Cheena, who has two young children, showed no emotions as she led the festival, launched in 2008 by Sukaracharjya with the help of his mentor and Kalakshetra Manipur’s founder Heisnam Kanhailal. Among the plays this year was Pebet, the Meitei drama written by Kanhailal more than four decades ago. “As an actor, you feel the pulse of the audience,” says Kanhailal’s widow and celebrated theatre actor Sabitri Heisnam. “It is a very intimate festival,” adds Sabitri, also the lead actor in Pebet, a story of social struggle between the marginalised and the rich.
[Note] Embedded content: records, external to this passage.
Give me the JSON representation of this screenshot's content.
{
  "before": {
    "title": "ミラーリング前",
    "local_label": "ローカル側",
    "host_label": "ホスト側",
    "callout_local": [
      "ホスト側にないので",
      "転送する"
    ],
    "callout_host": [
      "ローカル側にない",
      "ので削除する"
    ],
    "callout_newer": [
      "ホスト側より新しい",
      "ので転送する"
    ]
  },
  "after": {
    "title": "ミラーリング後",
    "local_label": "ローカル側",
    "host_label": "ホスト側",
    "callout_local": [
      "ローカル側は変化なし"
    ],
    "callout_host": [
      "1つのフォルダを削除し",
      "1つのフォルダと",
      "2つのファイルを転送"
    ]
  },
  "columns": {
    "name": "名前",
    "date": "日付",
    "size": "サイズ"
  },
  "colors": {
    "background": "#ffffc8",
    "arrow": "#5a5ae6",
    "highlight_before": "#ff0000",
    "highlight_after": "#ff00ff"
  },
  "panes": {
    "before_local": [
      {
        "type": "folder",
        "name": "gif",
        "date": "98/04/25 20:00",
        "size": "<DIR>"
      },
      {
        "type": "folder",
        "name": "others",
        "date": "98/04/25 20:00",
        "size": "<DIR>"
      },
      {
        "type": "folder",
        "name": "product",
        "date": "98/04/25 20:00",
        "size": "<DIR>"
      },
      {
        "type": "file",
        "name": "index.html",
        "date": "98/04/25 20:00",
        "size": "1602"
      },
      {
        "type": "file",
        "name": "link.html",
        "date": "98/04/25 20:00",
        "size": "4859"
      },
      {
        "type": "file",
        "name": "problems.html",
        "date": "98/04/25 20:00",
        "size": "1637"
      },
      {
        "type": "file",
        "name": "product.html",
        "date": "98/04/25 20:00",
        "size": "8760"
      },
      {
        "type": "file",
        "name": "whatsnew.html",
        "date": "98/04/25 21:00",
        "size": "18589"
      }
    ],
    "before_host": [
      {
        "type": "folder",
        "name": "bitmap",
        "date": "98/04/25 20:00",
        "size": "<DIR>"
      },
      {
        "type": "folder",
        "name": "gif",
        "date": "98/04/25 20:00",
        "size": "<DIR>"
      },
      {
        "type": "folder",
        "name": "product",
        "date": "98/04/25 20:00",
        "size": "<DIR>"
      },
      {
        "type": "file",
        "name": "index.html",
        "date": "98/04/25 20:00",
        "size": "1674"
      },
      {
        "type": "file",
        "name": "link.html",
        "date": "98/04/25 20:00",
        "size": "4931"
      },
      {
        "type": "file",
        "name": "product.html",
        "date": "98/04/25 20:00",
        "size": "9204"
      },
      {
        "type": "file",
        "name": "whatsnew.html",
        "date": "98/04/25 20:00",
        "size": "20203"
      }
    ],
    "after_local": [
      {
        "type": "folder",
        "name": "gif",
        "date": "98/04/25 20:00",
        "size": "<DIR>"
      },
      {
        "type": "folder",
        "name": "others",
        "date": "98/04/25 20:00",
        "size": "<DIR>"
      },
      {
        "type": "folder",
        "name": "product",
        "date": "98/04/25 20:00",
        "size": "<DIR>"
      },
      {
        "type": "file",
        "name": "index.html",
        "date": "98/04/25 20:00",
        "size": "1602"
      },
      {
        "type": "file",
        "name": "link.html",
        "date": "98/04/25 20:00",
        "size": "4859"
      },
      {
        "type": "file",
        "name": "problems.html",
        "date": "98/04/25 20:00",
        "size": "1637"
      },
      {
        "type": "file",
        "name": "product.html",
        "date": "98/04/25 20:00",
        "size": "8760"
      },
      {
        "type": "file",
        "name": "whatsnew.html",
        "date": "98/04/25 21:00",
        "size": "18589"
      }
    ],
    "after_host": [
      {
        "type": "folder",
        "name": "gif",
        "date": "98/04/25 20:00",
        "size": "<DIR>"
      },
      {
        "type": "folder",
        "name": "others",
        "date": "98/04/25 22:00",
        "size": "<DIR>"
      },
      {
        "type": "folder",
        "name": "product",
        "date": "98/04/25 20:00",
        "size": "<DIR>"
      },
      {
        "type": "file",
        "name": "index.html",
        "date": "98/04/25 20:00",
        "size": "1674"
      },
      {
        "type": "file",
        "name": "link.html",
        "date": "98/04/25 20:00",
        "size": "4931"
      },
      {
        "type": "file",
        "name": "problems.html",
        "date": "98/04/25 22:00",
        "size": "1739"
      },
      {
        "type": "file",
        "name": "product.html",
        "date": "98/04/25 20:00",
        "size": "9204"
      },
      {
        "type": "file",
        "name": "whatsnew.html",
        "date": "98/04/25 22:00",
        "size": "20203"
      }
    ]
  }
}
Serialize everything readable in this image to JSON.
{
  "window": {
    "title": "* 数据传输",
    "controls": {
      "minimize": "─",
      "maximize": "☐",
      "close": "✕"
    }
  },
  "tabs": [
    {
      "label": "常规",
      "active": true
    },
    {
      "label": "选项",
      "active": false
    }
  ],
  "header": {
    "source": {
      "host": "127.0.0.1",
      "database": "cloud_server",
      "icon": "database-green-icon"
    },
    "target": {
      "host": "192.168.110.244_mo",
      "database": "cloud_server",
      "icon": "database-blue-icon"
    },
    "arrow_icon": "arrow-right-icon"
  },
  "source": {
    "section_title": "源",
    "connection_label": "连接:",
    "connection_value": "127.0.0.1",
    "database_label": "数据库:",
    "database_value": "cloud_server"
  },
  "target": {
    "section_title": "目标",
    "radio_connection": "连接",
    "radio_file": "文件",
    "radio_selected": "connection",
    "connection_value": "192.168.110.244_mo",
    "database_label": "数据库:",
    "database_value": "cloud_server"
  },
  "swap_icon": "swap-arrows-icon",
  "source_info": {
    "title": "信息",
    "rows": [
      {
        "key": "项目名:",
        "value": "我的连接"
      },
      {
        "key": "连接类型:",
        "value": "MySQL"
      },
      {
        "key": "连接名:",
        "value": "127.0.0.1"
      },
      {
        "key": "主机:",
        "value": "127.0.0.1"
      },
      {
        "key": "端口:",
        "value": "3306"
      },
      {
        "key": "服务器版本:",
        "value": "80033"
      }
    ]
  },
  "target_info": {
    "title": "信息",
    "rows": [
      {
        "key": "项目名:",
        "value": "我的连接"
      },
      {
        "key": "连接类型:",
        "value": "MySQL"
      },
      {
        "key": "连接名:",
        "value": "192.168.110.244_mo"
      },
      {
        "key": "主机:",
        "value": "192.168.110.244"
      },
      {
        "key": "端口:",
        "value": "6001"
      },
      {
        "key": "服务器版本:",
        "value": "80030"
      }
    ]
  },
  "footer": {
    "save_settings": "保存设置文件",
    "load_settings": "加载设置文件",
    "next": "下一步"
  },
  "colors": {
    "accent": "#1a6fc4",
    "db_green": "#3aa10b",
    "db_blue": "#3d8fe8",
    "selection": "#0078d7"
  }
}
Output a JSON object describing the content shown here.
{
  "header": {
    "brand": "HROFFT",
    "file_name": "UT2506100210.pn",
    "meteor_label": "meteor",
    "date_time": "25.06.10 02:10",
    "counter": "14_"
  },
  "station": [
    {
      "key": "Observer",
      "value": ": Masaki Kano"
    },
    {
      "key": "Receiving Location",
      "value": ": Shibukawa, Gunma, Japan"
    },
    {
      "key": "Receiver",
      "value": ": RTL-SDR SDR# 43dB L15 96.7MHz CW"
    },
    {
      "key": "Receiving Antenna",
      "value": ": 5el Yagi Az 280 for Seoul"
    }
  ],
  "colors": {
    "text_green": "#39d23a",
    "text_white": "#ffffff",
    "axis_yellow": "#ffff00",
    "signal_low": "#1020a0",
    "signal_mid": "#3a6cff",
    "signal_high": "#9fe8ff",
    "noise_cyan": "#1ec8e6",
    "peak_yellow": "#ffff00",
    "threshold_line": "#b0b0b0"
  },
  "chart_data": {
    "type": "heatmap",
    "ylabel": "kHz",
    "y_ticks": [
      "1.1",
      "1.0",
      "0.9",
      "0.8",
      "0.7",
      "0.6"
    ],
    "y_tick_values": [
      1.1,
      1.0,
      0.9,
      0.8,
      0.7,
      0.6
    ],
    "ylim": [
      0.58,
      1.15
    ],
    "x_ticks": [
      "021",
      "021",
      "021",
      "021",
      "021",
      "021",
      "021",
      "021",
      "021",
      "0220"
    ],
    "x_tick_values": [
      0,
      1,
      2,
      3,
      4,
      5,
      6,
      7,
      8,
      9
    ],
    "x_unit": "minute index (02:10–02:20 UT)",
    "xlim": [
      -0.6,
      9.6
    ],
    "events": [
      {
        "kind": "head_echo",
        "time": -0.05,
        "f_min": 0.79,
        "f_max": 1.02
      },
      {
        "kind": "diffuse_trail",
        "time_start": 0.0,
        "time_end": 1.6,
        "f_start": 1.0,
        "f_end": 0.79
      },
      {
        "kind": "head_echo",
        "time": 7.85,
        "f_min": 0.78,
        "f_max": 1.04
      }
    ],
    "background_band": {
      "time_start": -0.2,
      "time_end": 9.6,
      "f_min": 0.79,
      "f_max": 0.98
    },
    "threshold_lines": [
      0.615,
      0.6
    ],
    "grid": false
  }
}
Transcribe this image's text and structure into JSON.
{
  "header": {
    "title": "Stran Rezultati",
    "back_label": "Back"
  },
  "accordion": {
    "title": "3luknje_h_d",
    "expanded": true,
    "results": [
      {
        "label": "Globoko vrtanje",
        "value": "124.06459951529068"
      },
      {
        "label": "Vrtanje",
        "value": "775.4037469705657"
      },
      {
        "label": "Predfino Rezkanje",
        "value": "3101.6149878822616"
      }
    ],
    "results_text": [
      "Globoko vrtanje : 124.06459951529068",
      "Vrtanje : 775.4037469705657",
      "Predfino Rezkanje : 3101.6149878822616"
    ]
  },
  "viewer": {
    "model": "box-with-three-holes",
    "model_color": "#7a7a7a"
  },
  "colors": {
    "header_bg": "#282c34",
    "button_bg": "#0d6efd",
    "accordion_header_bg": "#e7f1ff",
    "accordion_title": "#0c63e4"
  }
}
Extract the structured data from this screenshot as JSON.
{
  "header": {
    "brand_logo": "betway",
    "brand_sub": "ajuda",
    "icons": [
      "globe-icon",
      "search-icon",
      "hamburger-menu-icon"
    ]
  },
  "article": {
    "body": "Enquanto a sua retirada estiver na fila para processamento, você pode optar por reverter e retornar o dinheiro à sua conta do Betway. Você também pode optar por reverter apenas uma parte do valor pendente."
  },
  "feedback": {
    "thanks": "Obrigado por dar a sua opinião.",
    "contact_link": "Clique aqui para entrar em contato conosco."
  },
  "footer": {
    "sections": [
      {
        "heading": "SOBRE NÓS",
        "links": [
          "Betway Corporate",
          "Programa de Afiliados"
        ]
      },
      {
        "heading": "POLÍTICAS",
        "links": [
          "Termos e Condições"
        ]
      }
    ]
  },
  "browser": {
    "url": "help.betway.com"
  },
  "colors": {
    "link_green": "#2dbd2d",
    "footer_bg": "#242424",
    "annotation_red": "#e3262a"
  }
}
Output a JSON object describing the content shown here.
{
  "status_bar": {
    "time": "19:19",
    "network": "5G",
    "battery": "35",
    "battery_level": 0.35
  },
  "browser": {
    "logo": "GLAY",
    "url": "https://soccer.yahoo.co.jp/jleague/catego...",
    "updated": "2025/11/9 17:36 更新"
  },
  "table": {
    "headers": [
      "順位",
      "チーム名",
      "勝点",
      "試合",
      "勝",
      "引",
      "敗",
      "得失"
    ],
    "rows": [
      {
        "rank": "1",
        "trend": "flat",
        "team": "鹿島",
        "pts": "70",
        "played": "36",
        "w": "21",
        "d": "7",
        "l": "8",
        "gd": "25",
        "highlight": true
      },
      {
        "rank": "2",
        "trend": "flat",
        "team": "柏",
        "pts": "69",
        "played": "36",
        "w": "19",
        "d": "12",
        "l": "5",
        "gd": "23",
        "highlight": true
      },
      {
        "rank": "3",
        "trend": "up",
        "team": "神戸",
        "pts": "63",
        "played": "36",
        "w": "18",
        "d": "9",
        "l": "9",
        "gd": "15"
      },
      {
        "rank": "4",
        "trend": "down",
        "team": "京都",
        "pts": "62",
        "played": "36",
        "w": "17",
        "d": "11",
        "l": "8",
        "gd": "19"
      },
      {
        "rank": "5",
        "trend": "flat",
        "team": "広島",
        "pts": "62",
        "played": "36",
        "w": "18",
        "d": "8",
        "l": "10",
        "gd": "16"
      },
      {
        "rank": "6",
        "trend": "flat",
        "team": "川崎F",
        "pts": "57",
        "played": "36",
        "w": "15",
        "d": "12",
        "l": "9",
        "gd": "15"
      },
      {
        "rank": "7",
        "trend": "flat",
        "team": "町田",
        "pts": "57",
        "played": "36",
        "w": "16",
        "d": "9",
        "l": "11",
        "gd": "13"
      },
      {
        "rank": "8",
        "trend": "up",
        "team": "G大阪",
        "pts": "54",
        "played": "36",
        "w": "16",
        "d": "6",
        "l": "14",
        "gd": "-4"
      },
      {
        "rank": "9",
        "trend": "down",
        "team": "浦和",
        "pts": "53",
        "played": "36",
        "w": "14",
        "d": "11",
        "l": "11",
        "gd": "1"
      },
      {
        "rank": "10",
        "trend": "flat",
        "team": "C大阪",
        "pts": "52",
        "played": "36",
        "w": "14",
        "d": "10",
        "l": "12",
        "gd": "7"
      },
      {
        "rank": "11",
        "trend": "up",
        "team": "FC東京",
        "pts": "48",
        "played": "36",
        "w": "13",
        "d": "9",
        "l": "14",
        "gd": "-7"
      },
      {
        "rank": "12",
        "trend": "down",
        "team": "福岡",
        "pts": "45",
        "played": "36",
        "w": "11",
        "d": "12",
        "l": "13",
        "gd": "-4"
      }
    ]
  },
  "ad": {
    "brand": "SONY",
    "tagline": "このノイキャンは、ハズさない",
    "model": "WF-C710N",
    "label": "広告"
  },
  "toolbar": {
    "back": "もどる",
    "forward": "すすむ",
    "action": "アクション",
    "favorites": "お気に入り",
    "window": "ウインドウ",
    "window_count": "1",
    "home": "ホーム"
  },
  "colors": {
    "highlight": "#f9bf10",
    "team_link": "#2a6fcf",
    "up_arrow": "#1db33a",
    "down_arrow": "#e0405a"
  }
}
Also at the festival was another Meitei play, Black and White, directed by Imphal-based National School of Drama graduate Victor Thoudam. A participatory play, Black and White, is also about social struggle with an indirect reference to the people’s opposition to the Armed Forces (Special Powers) Act in Manipur. “I come from a place where the people are oppressed,” says Thoudam, who studied physical theatre at the London International School of Performing Arts. Both Pebet and Black and White, which represent physical theatre, blended in with the festival’s aim to respect nature through drama. Sons of Earth Mother, a play by the Rabha community, produced by Badungduppa Kalakendra, opened this year’s festival.
Written by Sukracharjya, the play was under production when he died in June this year at the age of 41 years. Badungduppa’s younger members, including Madan Rabha and Dhananjay Rabha, completed the production to honour their mentor’s legacy. Based on a tale of kings from Indian mythology, Sons of Earth Mother shows the fight between two opposing forces, one accumulating power by exploiting natural resources, and the other living in conformity with nature.
Sons of Earth Mother was the 20th play by Badungduppa Kalakendra, established by Sukracharjya in 1998, in the aftermath of the insurgency in Assam that had drawn many young Rabha men. Through his plays, which talked of social struggles and respect for nature, Sukracharjya succeeded in helping the young men return to the mainstream and also overcome a severe alcoholic addiction affecting them after the end of insurgency. Staged on the first day, it was the group’s first play without Sukracharjya. The group, however, gave him the credit for direction. Under the Sal Tree missed his leadership, but Sukracharjya’s spirit for a festival with a difference seems to have lived on.